Cambridge, Mass. — Tivoli Audio is stepping up its direct-marketing effort and expanding distribution of select table radios to 1,700 Target stores while launching its first iPod-docking home hi-fi system and preparing to ship its first, and long-delayed, one-piece tabletop stereo-CD system.

In a major shift in distribution strategy, chairman and CEO Tom DeVesto said his six-year-old company will “dramatically increase” its direct sales effort in the fall by expanding its direct-response newspaper advertising from a handful of metro markets to more markets with more frequent ads. Ads will also be placed for the first time in magazines. A “whole family” of targeted magazines includes Newsweek, Time, Travel and Leisure, Food and Wine and Business Week.

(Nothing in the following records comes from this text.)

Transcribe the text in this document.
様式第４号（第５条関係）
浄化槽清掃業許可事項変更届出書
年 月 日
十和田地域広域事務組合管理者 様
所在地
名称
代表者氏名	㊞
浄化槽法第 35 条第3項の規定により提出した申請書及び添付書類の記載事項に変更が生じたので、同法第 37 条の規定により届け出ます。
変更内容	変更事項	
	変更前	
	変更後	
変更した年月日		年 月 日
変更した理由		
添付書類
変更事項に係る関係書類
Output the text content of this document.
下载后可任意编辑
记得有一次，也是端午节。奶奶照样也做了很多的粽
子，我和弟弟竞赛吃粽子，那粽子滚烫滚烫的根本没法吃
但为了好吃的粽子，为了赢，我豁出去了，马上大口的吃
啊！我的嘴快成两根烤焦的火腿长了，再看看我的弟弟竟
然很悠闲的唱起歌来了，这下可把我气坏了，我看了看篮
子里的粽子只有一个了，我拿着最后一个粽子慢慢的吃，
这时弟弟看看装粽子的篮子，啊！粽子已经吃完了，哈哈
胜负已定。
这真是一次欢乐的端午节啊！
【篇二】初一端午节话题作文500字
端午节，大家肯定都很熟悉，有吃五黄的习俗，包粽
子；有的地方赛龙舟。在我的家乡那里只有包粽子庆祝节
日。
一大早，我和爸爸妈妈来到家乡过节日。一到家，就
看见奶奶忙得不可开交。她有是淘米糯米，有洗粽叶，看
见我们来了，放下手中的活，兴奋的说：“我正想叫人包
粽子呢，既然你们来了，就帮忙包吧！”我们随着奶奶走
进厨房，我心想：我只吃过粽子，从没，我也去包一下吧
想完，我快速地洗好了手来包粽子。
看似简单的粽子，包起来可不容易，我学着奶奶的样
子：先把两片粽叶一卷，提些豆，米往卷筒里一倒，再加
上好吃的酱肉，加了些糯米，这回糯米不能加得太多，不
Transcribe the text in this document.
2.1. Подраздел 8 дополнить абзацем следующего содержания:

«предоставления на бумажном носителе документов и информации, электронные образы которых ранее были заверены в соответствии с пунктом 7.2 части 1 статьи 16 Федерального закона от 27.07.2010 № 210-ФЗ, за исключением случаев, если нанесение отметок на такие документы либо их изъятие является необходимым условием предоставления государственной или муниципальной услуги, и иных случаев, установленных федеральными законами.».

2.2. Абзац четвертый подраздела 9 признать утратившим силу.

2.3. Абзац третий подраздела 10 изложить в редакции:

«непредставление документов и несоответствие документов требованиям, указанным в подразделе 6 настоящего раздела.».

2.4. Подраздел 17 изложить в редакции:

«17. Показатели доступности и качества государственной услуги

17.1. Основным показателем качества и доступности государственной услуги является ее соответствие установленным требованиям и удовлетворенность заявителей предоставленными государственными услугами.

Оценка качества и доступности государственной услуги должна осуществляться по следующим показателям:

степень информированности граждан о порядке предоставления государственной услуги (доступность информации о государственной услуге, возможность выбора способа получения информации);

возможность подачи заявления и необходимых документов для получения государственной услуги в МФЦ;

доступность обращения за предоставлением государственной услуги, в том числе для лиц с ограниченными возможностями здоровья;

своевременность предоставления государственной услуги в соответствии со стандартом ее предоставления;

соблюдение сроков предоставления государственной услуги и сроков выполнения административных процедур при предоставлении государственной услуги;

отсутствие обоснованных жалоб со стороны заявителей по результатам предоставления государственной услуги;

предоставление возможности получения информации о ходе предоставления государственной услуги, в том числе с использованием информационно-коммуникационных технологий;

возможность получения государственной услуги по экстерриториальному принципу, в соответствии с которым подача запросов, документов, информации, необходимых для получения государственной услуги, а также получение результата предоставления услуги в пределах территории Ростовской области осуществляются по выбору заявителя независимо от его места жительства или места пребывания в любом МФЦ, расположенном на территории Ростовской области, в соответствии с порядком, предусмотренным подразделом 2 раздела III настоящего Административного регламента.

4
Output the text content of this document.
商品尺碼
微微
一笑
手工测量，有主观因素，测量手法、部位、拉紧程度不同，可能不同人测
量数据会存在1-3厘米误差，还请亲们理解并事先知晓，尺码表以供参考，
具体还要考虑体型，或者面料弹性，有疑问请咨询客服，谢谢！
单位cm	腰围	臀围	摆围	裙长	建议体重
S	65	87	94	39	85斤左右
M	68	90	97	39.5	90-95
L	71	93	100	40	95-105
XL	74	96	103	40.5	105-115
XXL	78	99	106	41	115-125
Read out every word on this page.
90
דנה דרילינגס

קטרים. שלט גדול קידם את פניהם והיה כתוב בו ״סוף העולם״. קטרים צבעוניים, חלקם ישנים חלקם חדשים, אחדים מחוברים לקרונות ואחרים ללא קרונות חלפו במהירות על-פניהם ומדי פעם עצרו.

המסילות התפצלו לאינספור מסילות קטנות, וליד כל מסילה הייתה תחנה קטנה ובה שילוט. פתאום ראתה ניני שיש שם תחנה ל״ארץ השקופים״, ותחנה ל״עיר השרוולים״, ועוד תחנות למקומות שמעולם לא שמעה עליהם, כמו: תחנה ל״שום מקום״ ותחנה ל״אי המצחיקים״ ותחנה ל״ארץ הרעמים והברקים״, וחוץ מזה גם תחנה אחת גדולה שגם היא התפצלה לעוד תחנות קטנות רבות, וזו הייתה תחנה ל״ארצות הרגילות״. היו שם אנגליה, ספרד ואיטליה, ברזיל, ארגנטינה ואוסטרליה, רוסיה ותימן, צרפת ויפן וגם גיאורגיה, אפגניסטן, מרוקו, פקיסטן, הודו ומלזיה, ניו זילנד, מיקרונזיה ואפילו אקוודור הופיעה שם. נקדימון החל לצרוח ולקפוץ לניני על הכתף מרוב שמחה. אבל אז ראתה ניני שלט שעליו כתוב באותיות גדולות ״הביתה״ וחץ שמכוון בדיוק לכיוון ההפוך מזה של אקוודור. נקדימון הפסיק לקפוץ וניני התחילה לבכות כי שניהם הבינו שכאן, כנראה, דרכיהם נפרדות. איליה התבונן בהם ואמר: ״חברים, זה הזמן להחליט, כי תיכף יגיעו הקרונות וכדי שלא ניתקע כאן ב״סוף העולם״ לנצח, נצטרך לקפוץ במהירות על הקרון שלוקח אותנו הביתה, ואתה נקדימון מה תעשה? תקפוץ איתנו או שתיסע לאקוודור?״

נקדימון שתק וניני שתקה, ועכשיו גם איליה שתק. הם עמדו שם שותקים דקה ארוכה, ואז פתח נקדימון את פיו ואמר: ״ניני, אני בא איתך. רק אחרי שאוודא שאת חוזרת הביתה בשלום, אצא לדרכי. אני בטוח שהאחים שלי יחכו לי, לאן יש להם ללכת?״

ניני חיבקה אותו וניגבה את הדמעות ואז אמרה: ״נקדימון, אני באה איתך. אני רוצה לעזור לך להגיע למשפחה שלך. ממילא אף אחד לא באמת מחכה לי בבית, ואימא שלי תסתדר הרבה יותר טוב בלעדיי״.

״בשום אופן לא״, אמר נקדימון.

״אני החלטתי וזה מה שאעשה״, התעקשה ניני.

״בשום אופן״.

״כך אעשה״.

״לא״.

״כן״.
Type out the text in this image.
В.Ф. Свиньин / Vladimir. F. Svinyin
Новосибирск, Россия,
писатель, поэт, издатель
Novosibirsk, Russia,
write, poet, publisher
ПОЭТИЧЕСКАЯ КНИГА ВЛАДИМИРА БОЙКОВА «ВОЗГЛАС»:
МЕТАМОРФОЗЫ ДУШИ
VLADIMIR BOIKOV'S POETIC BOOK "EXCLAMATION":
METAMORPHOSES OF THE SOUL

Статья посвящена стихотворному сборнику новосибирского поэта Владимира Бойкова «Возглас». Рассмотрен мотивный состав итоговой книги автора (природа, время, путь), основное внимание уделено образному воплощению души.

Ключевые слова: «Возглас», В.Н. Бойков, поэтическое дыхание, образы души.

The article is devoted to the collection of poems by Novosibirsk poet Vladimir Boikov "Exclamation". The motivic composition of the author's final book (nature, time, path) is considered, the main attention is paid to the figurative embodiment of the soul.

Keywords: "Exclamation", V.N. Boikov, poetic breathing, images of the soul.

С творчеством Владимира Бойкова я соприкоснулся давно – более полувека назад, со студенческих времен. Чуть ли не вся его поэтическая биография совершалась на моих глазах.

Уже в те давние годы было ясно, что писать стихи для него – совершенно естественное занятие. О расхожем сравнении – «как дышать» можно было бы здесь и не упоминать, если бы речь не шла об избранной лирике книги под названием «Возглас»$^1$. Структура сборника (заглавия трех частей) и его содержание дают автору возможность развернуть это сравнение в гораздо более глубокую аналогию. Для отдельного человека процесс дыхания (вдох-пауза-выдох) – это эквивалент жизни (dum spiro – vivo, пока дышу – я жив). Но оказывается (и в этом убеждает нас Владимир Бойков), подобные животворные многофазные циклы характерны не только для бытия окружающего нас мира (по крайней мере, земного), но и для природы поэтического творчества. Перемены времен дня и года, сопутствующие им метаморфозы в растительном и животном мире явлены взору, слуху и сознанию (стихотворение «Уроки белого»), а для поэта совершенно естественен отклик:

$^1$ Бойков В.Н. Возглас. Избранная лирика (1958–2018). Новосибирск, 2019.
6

Before it steps up its direct marketing, Tivoli will enter Target for the first time at the end of August in end-caps in 1,700 stores, which will carry four of the company’s original products under Tivoli’s unilateral retail pricing policy. They are the Model One mono radio, Model Two stereo radio, Model Three mono clock radio and add-on Model CD player. Tivoli’s design focus complements Target’s design focus, the company said. “We brought design and music together,” DeVesto said of his company.

With the Target launch, the number of storefronts carrying Tivoli products will grow to 2,200 from 500, said DeVesto, who hopes to raise that number closer to 3,000 storefronts with additional supply contracts in the fall.

Tivoli’s current brick-and-mortar dealers include Tweeter, Best Buy’s Magnolia outlets, Harvey and multiple independent CE dealers. Tivoli products are also sold by upscale catalog/online merchants Hammacher Schlemmer, Herrington and Frontgate as well as by Tivoli’s own online sites.

In new products, the company plans falls shipments of the $299-suggested iYiYi, a tabletop iPod hi-fi alarm-clock system that complements last year’s introduction of an iPod-docking portable stereo system called the iSongBook. The iYiYi operates only on household AC, whereas the smaller iSong operates on batteries or AC. The iYiYi’s included remote controls all functions of docked iPods, the integrated AM/FM tuner and other iYiYi functions. It ships in black or white with seven inserts to hold all iPods, including video iPods, turning the iYiYi into a device to play back music and video. Other features include Radio Data System (RDS) and two 3-inch full-range drivers.

A one-piece AM/FM/CD stereo system with alarm clock, the $599-suggeted Music System, will ship late September in a high-gloss lacquered wood cabinet available in three finishes. The product proved “difficult to voice,” so Tivoli delayed its introduction a second year until now, DeVesto said.

The 5.5-inch by 14.2-inch by 9.63-inch Music System incorporate three-channel amp, separately amplified 5-inch down-firing woofer, built-in stereo speakers, a dollop of DSP to widen the sound stage delivered by two 3-inch drivers, digital tuner, FM Radio Data System (RDS), dual alarms with battery-backed-up digital clock and remote. It plays MP3 and WMA CDs and has front-panel headphone jack.

In other developments, DeVesto said during a press conference here that the company’s first tabletop HD Radio might ship by Christmas “if it sounds as good as our analog radios.”

The company is developing a tabletop Internet radio but has to make it as user-friendly as its analog radios before selling the product.

A commemorative version of its SongBook travel radio will launch to commemorate the 100-year anniversary of the first radio broadcasts to transmit voice and music rather than Morse code. The Christmas Eve 1906 broadcast by Reginald Fessenden from Brant Rock, Mass., was picked up by the only radios of the day: Morse code receivers on ships that heard prerecorded and live music and a Bible reading.

Tivoli will offer its SongBook travel radio in fashion colors as it did last year with the PAL portable radio last year, and has launched high-gloss hand-lacquered versions of its wood-cabinet table radios and will target the series, called the Platinum series, to retailers that don’t usually sell consumer electronics.

The company plans no new tabletop satellite radios to complement its current Sirius-equipped model.